Festa no cemitério

No cinema

25.07.14

O Festival de Cinema de Paulínia (SP) voltou com toda força, depois de uma interrupção forçada por problemas político-administrativo-policiais e de um ensaio de retorno no final do ano passado.

A edição em andamento, a sexta, já teve de tudo: presença de Abel Ferrara, Jacqueline Bisset e Danny Glover na abertura, entrega de troféus a lojas de sapatos e óticas locais e até uma insólita “entrevista” realizada no palco entre o atual prefeito e seu pai, que anos atrás foi afastado do cargo por improbidade administrativa. Em meio a tudo isso, alguns bons filmes, e é deles que interessa falar aqui.

De tudo o que foi exibido até agora (sexta-feira, 25 de julho), o mais animador foi Sinfonia da necrópole, primeiro longa de ficção “solo” de Juliana Rojas, que havia codirigido com Marco Dutra o belo Trabalhar cansa.
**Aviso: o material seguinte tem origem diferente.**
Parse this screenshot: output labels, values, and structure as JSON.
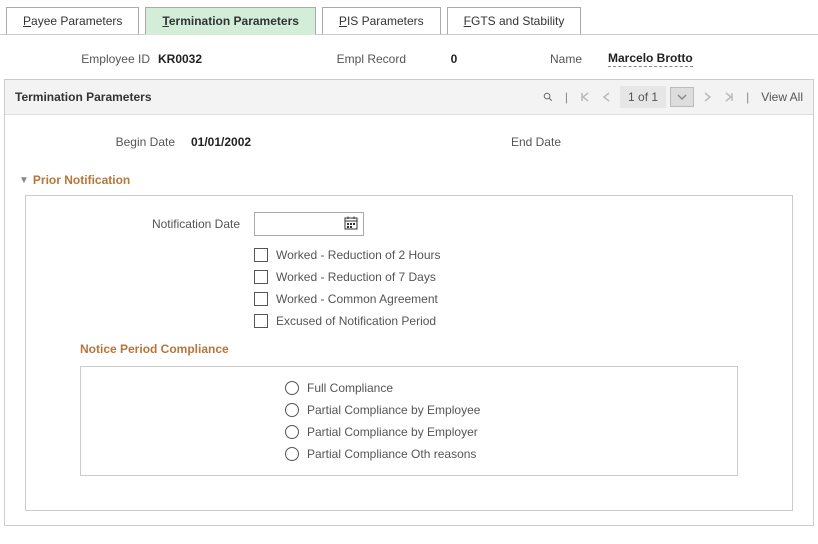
{
  "tabs": {
    "payee": {
      "pre": "P",
      "rest": "ayee Parameters"
    },
    "termination": {
      "pre": "T",
      "rest": "ermination Parameters"
    },
    "pis": {
      "pre": "P",
      "rest": "IS Parameters"
    },
    "fgts": {
      "pre": "F",
      "rest": "GTS and Stability"
    }
  },
  "info": {
    "emp_id_label": "Employee ID",
    "emp_id": "KR0032",
    "empl_record_label": "Empl Record",
    "empl_record": "0",
    "name_label": "Name",
    "name": "Marcelo Brotto"
  },
  "panel": {
    "title": "Termination Parameters",
    "pager": "1 of 1",
    "view_all": "View All"
  },
  "dates": {
    "begin_label": "Begin Date",
    "begin_value": "01/01/2002",
    "end_label": "End Date",
    "end_value": ""
  },
  "prior_notification": {
    "heading": "Prior Notification",
    "notification_date_label": "Notification Date",
    "notification_date_value": "",
    "checks": [
      "Worked - Reduction of 2 Hours",
      "Worked - Reduction of 7 Days",
      "Worked - Common Agreement",
      "Excused of Notification Period"
    ]
  },
  "notice_compliance": {
    "heading": "Notice Period Compliance",
    "options": [
      "Full Compliance",
      "Partial Compliance by Employee",
      "Partial Compliance by Employer",
      "Partial Compliance Oth reasons"
    ]
  }
}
Sinfonia é um desdobramento para cinema do telefilme A ópera do cemitério, realizado pela diretora para a TV Cultura em 2013.
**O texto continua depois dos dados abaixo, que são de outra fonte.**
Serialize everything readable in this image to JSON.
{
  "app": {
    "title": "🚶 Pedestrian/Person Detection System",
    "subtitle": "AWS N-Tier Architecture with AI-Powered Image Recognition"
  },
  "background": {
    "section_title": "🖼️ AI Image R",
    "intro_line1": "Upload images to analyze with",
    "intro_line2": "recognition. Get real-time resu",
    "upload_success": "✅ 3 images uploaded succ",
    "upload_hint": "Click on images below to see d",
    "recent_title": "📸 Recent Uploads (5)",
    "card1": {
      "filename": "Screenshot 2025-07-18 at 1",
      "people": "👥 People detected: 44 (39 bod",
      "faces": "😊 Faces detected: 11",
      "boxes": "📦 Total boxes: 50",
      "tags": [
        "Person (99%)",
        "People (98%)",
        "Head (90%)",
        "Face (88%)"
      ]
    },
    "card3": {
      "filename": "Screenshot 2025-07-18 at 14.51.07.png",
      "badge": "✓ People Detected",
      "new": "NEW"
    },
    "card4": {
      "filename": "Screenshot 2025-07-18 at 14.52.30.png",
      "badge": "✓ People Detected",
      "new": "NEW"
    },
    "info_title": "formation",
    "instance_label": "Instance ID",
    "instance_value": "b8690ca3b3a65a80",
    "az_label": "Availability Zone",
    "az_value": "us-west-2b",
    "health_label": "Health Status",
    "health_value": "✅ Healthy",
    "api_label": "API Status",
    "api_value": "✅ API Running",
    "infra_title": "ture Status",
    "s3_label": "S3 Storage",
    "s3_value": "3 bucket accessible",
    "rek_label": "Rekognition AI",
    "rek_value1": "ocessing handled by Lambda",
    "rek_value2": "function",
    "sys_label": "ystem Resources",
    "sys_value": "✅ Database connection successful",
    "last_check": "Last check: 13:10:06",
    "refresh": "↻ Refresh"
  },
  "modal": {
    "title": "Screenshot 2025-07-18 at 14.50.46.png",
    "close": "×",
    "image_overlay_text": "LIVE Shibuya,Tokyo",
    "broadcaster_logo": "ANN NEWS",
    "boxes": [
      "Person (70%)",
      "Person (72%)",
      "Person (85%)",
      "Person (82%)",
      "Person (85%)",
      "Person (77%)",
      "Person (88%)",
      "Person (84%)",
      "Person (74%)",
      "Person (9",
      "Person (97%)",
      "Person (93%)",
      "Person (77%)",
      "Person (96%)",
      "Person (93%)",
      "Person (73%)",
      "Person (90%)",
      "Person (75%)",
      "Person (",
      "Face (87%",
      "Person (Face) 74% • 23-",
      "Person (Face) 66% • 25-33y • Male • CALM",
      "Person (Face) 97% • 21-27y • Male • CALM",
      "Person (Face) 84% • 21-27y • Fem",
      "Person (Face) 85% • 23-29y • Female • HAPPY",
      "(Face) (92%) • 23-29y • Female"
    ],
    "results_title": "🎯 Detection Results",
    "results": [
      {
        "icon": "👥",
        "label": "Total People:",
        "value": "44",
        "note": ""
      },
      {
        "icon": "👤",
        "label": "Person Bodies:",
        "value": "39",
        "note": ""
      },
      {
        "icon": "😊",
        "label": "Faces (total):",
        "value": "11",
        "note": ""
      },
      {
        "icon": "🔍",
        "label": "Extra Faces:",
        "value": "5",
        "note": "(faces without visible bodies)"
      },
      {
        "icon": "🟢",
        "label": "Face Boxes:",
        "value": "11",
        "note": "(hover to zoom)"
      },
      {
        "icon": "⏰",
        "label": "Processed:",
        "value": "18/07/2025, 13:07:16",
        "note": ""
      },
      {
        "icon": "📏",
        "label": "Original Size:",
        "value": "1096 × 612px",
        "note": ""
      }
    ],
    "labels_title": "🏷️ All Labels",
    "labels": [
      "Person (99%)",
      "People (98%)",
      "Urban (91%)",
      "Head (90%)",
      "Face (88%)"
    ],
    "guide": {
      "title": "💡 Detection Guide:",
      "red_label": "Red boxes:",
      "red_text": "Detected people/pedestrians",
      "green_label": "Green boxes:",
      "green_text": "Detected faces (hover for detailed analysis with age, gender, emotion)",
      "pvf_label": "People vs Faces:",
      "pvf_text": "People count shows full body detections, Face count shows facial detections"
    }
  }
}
Comédia musical ambientada num cemitério, o filme dá um passo à frente no trabalho coletivo da produtora paulistana Filmes do Caixote com os gêneros cinematográficos estabelecidos: o suspense (e a crítica social) em Trabalhar cansa, o melodrama em O que se move, o horror em Quando eu era vivo. Aqui, trechos do filme:

Sinfonia dialoga e mantém intersecções com todos eles, sobretudo com O que se move, com o qual compartilha a irrupção antirrealista da música no seio da narrativa, se bem que de modo invertido: se no filme de Caetano Gotardo a música emerge para elevar o páthos e converter o drama em tragédia, aqui ela serve para introduzir o riso e desmontar a gravidade do tema (morte, sepultamento, luto).
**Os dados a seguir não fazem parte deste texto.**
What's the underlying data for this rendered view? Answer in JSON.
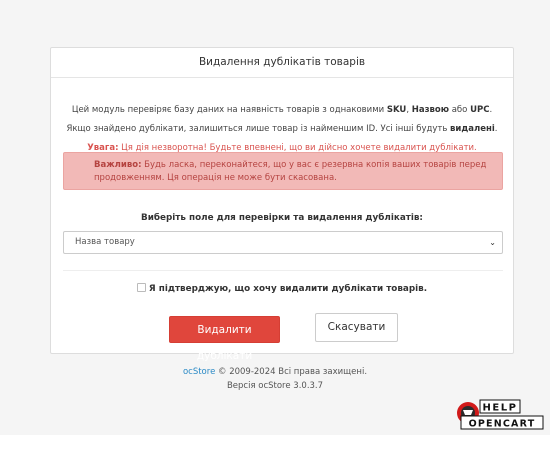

Toda essa engenhosa e ousada construção narrativa se dá em torno de um enredo bastante simples: Deodato (Eduardo Gomes), rapaz ingênuo do interior que trabalha de aprendiz de coveiro num grande cemitério de São Paulo, é escalado para ajudar Jaqueline (Luciana Paes), funcionária do serviço funerário municipal, a recadastrar túmulos, remover restos mortais abandonados pelas famílias e abrir espaço para novas covas.

Sexo, morte e especulação

Sem alarde, como quem não quer nada, Juliana Rojas, que é também autora do roteiro, vai dispondo e entrelaçando seus temas: o aproveitamento “eficiente” da área do cemitério como espelho da especulação imobiliária que comanda a organização do espaço urbano; a excitação erótica provocada pela proximidade com a morte; o humor negro como meio de enfrentar a finitude da vida e o medo do além-túmulo.

Há um jogo de contrastes que aproxima o macabro do cômico e do poético, como na cena em que o aprendiz de coveiro desmaia durante a retirada de uma ossada da cova, ao tocar a própria testa com a mão de um esqueleto, ou no sexo do casal de amantes no fundo de um rabecão do IML. O número musical em que mortos-vivos cantam e dançam sobre as próprias tumbas é irresistível, remetendo ao mesmo tempo aos filmes juvenis de zumbis e ao horror popular do Zé do Caixão. As canções foram todas compostas em parceira por Marco Dutra (música) e Juliana Rojas (letra).

Ritmo, verve, invenção, frescor, construção de personagens interessantes (incluindo os mais secundários), instauração de um espaço crível e maleável, leveza, reversão de expectativas: Sinfonia da necrópole é um legítimo representante dos Filmes do Caixote, essa caixinha de surpresas que nos ajuda a renovar o gosto pelo cinema.